As India grapples with rapidly spreading coronavirus pandemic, the country's worst-hit state Maharashtra is planning to administer unproven anti-malarial drug hydroxychloroquine on thousands of people living in Mumbai's densely-packed Dharavi slum and Worli, a containment zone in the country's financial capital. According to a report published in the BloombergQuint, a target age group will be identified and given hydroxychloroquine dosage as preemptive medication to ward off coronavirus.
"This is a one-time window available to us and may give answers for the pandemic the world is struggling with. We are taking utmost care to understand the side effects before implementing this," Suresh Kakani, additional commissioner at Municipal Corporation of Greater Mumbai, was quoted as saying by the website.
Being India's biggest coronavirus hotspot, Mumbai is racing against time to contain the highly contagious coronavirus, which has killed over 1.5 lakh people and infected more than 2.3 million across the world. Also, the city has most of the total 3,651 coronavirus cases in Maharashtra.

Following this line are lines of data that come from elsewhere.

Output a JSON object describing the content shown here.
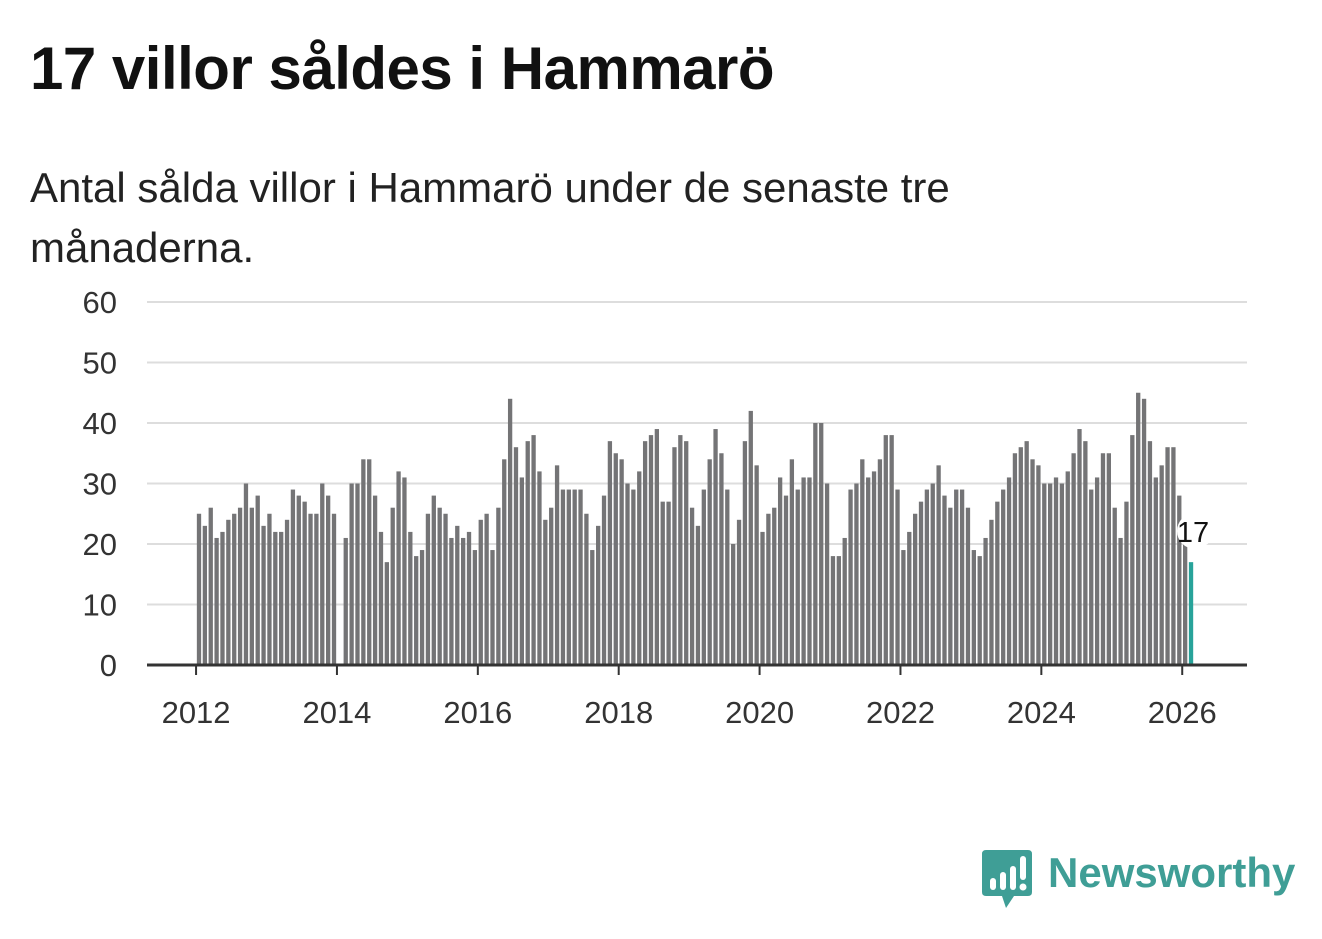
{
  "title": "17 villor såldes i Hammarö",
  "subtitle": "Antal sålda villor i Hammarö under de senaste tre månaderna.",
  "brand": "Newsworthy",
  "colors": {
    "bar": "#747476",
    "highlight": "#28a39a",
    "brand": "#3f9e96"
  },
  "chart_data": {
    "type": "bar",
    "title": "17 villor såldes i Hammarö",
    "xlabel": "",
    "ylabel": "",
    "ylim": [
      0,
      60
    ],
    "y_ticks": [
      0,
      10,
      20,
      30,
      40,
      50,
      60
    ],
    "x_ticks": [
      "2012",
      "2014",
      "2016",
      "2018",
      "2020",
      "2022",
      "2024",
      "2026"
    ],
    "x_start": "2012-01",
    "frequency": "monthly (rolling 3-month total)",
    "grid": true,
    "highlight_label": "17",
    "values": [
      25,
      23,
      26,
      21,
      22,
      24,
      25,
      26,
      30,
      26,
      28,
      23,
      25,
      22,
      22,
      24,
      29,
      28,
      27,
      25,
      25,
      30,
      28,
      25,
      null,
      21,
      30,
      30,
      34,
      34,
      28,
      22,
      17,
      26,
      32,
      31,
      22,
      18,
      19,
      25,
      28,
      26,
      25,
      21,
      23,
      21,
      22,
      19,
      24,
      25,
      19,
      26,
      34,
      44,
      36,
      31,
      37,
      38,
      32,
      24,
      26,
      33,
      29,
      29,
      29,
      29,
      25,
      19,
      23,
      28,
      37,
      35,
      34,
      30,
      29,
      32,
      37,
      38,
      39,
      27,
      27,
      36,
      38,
      37,
      26,
      23,
      29,
      34,
      39,
      35,
      29,
      20,
      24,
      37,
      42,
      33,
      22,
      25,
      26,
      31,
      28,
      34,
      29,
      31,
      31,
      40,
      40,
      30,
      18,
      18,
      21,
      29,
      30,
      34,
      31,
      32,
      34,
      38,
      38,
      29,
      19,
      22,
      25,
      27,
      29,
      30,
      33,
      28,
      26,
      29,
      29,
      26,
      19,
      18,
      21,
      24,
      27,
      29,
      31,
      35,
      36,
      37,
      34,
      33,
      30,
      30,
      31,
      30,
      32,
      35,
      39,
      37,
      29,
      31,
      35,
      35,
      26,
      21,
      27,
      38,
      45,
      44,
      37,
      31,
      33,
      36,
      36,
      28,
      20,
      17
    ]
  }
}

Hydroxychloroquine was at the heart of the controversy between India and the US after New Delhi banned its export, only to allow again after a "retaliation threat" by Washington. US President Donald Trump called the drug a "game-changer" in the fight against the coronavirus pandemic even as there is little data to back the claim that the decades-old drug works on coronavirus patients.
India's poor being used as "guinea pigs"?

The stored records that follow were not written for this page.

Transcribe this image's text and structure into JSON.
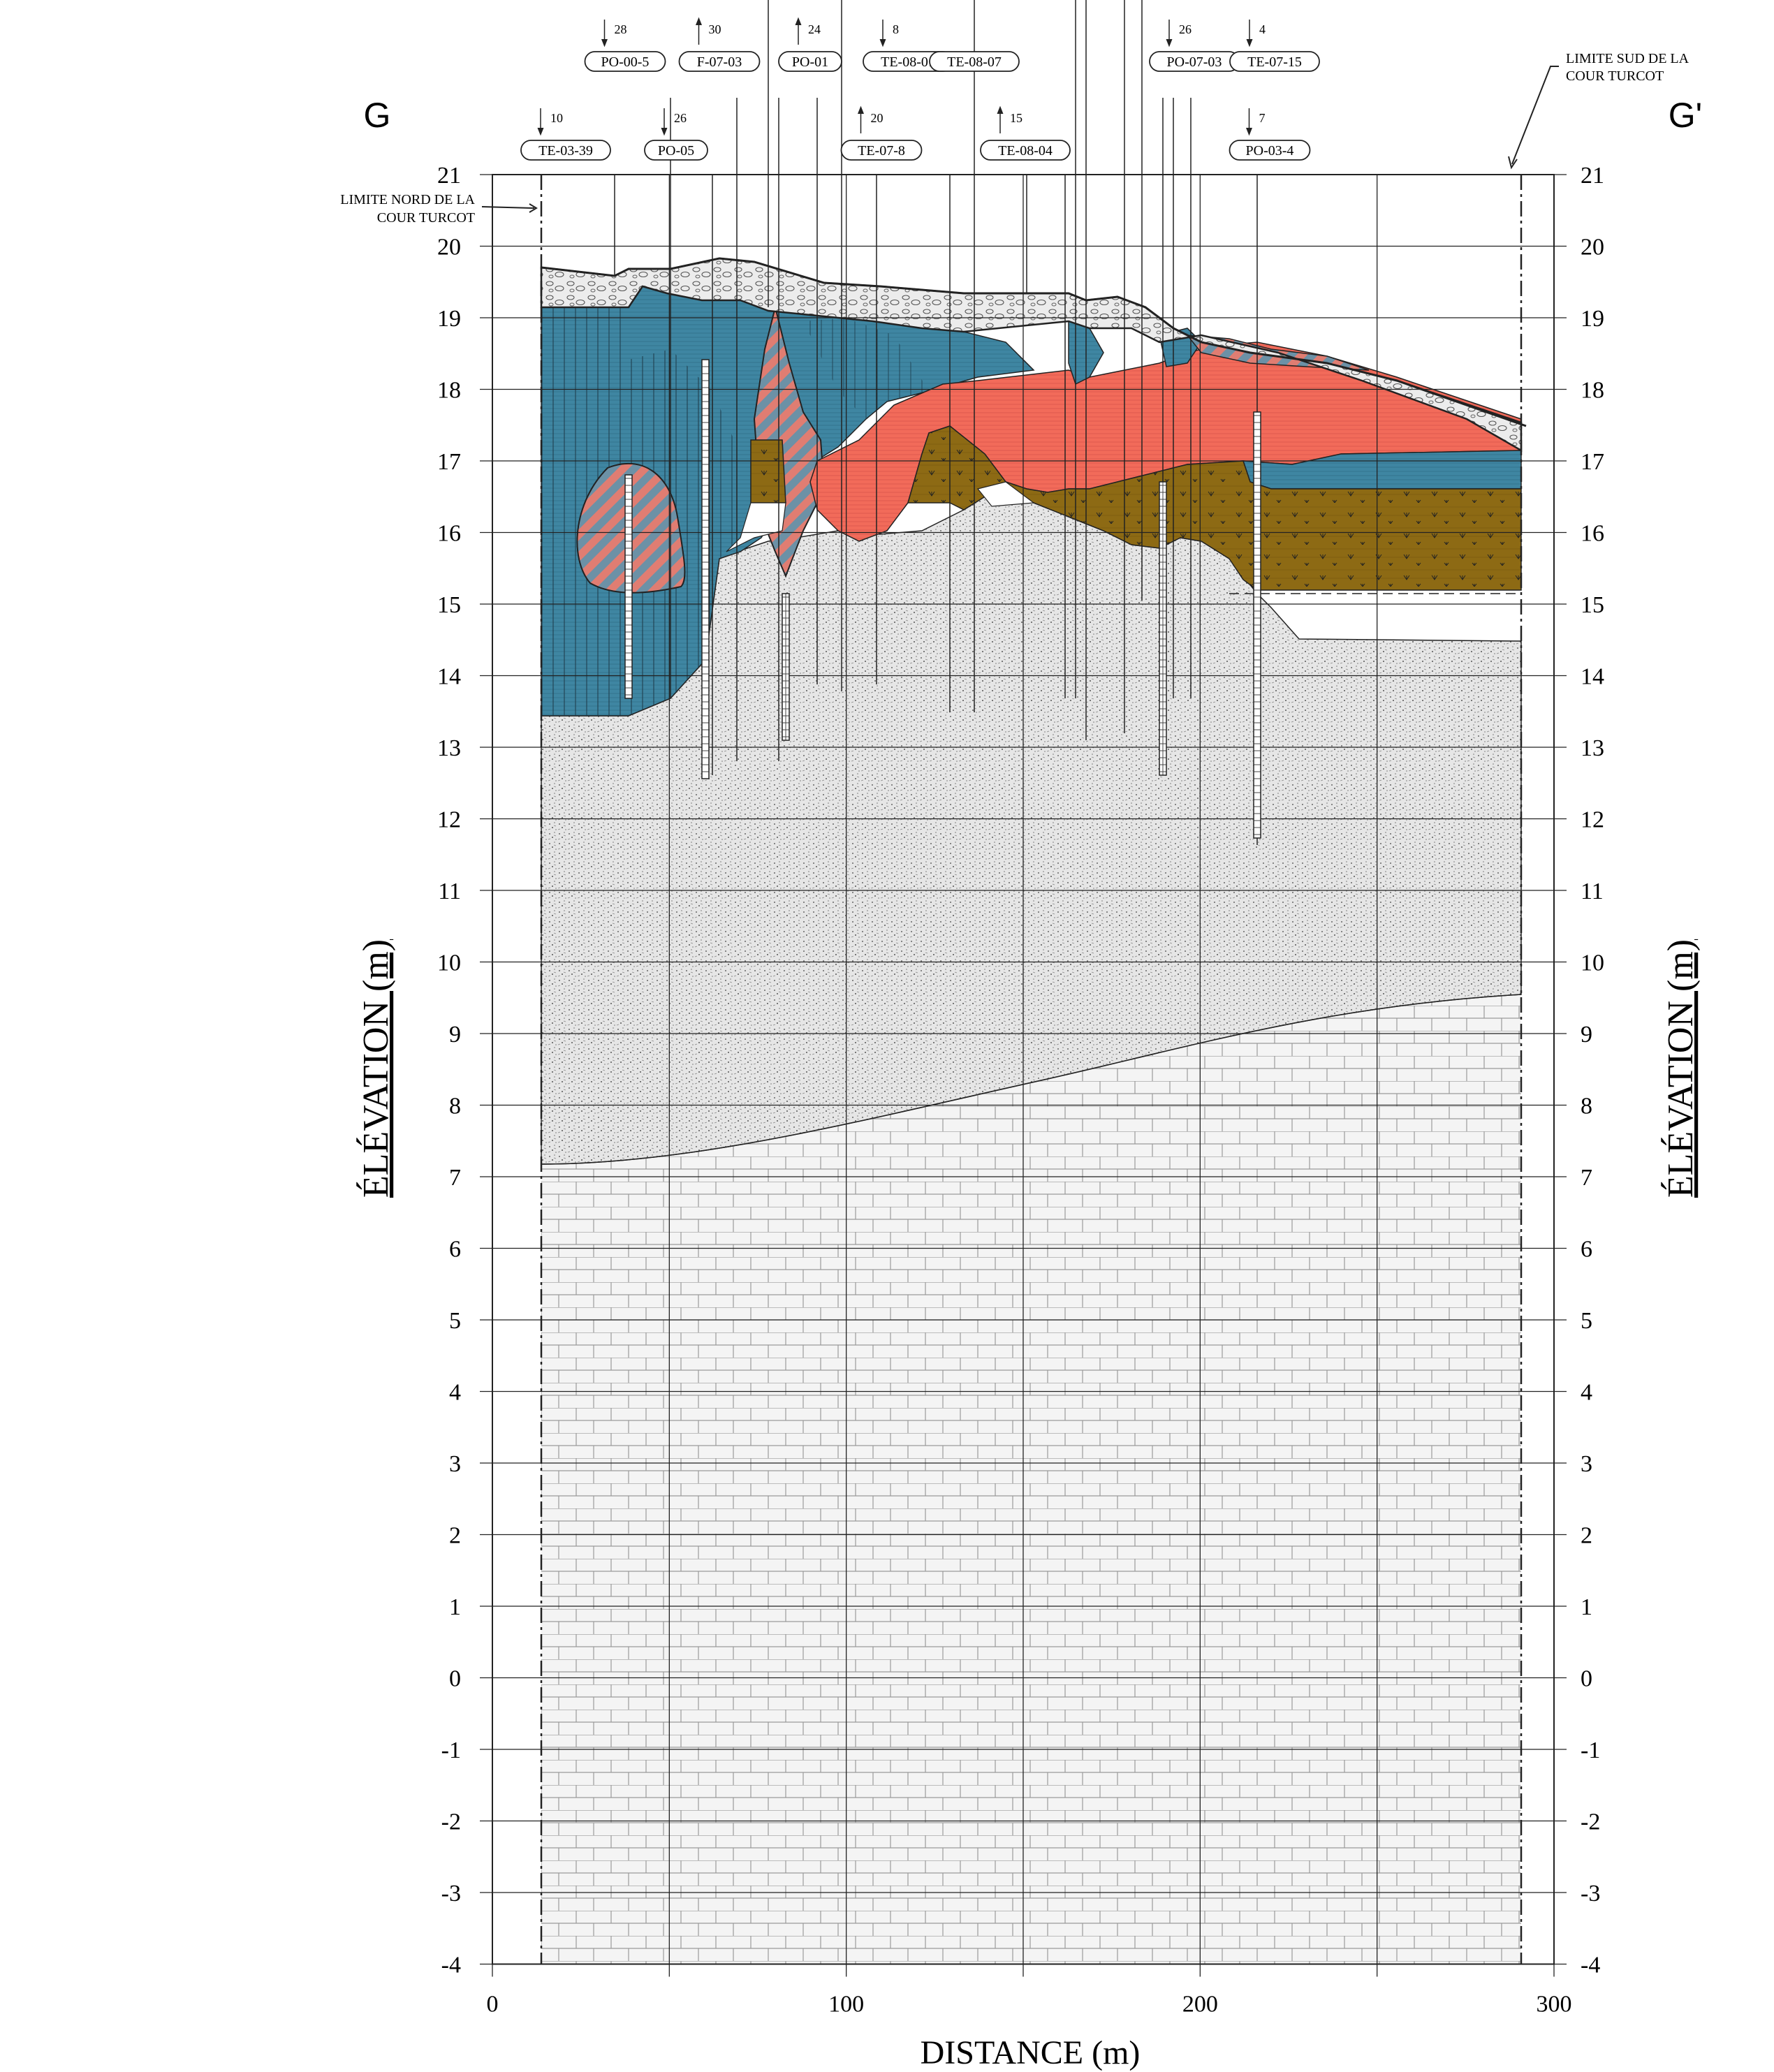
{
  "section_labels": {
    "left": "G",
    "right": "G'"
  },
  "axes": {
    "y_label": "ÉLÉVATION (m)",
    "x_label": "DISTANCE (m)",
    "y_ticks": [
      "21",
      "20",
      "19",
      "18",
      "17",
      "16",
      "15",
      "14",
      "13",
      "12",
      "11",
      "10",
      "9",
      "8",
      "7",
      "6",
      "5",
      "4",
      "3",
      "2",
      "1",
      "0",
      "-1",
      "-2",
      "-3",
      "-4"
    ],
    "x_ticks": [
      "0",
      "100",
      "200",
      "300"
    ]
  },
  "limits": {
    "north": [
      "LIMITE NORD DE LA",
      "COUR TURCOT"
    ],
    "south": [
      "LIMITE SUD DE LA",
      "COUR TURCOT"
    ]
  },
  "boreholes_upper": [
    {
      "id": "PO-00-5",
      "offset": "28"
    },
    {
      "id": "F-07-03",
      "offset": "30"
    },
    {
      "id": "PO-01",
      "offset": "24"
    },
    {
      "id": "TE-08-01",
      "offset": "8"
    },
    {
      "id": "TE-08-07",
      "offset": ""
    },
    {
      "id": "PO-07-03",
      "offset": "26"
    },
    {
      "id": "TE-07-15",
      "offset": "4"
    }
  ],
  "boreholes_lower": [
    {
      "id": "TE-03-39",
      "offset": "10"
    },
    {
      "id": "PO-05",
      "offset": "26"
    },
    {
      "id": "TE-07-8",
      "offset": "20"
    },
    {
      "id": "TE-08-04",
      "offset": "15"
    },
    {
      "id": "PO-03-4",
      "offset": "7"
    }
  ],
  "colors": {
    "fill": "#d6d6d6",
    "clay_blue": "#3f86a2",
    "silt_red": "#f26b5a",
    "peat_brown": "#8d6a14",
    "till_grey": "#e2e2e2",
    "rock_grey": "#f3f3f3",
    "grid": "#222222"
  }
}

The move to test the drug on slum dwellers that too not inside hospitals has been criticized by a section of people who are against using the poor as "guinea pigs". "Why aren't these trials being done in hospitals?" asked a Twitter user. "Are we now using India's poorest as guinea pigs?"

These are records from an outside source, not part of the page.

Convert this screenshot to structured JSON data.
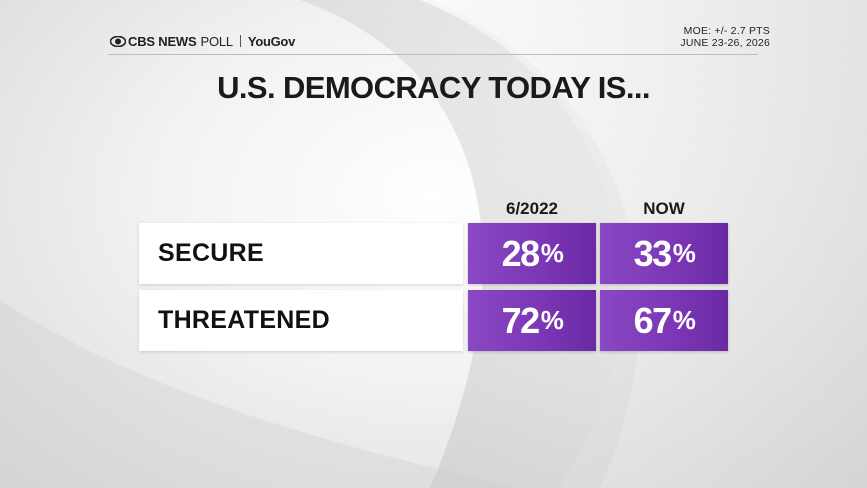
{
  "brand": {
    "network": "CBS NEWS",
    "poll": "POLL",
    "partner": "YouGov"
  },
  "meta": {
    "moe": "MOE: +/- 2.7 PTS",
    "dates": "JUNE 23-26, 2026"
  },
  "chart_data": {
    "type": "table",
    "title": "U.S. DEMOCRACY TODAY IS...",
    "columns": [
      "6/2022",
      "NOW"
    ],
    "rows": [
      {
        "label": "SECURE",
        "values": [
          28,
          33
        ]
      },
      {
        "label": "THREATENED",
        "values": [
          72,
          67
        ]
      }
    ],
    "unit": "%"
  },
  "colors": {
    "accent": "#7a36b5",
    "label_bg": "#ffffff",
    "text": "#1a1a1a"
  },
  "icons": {
    "brand_logo": "cbs-eye-icon"
  }
}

Although the Indian Council of Medical Research (ICMR) has allowed the use of hydroxychloroquine as prophylaxis for healthcare workers and high-risk cases, experts say that they need more data to decide whether the medicine can be used for coronavirus treatment as it has several side-effects, which include heart and nerve damage and suicidal thoughts.
"For use of HCQ as prophylaxis in a hotspot, there is simply not enough evidence. No preventive studies published to say that this approach really protects people," Leena Menghaney, a New Delhi-based activist was quoted by BloombergQuint as saying.
"The potential risk may surpass the potential benefit of providing it widely for people without the disease," she added.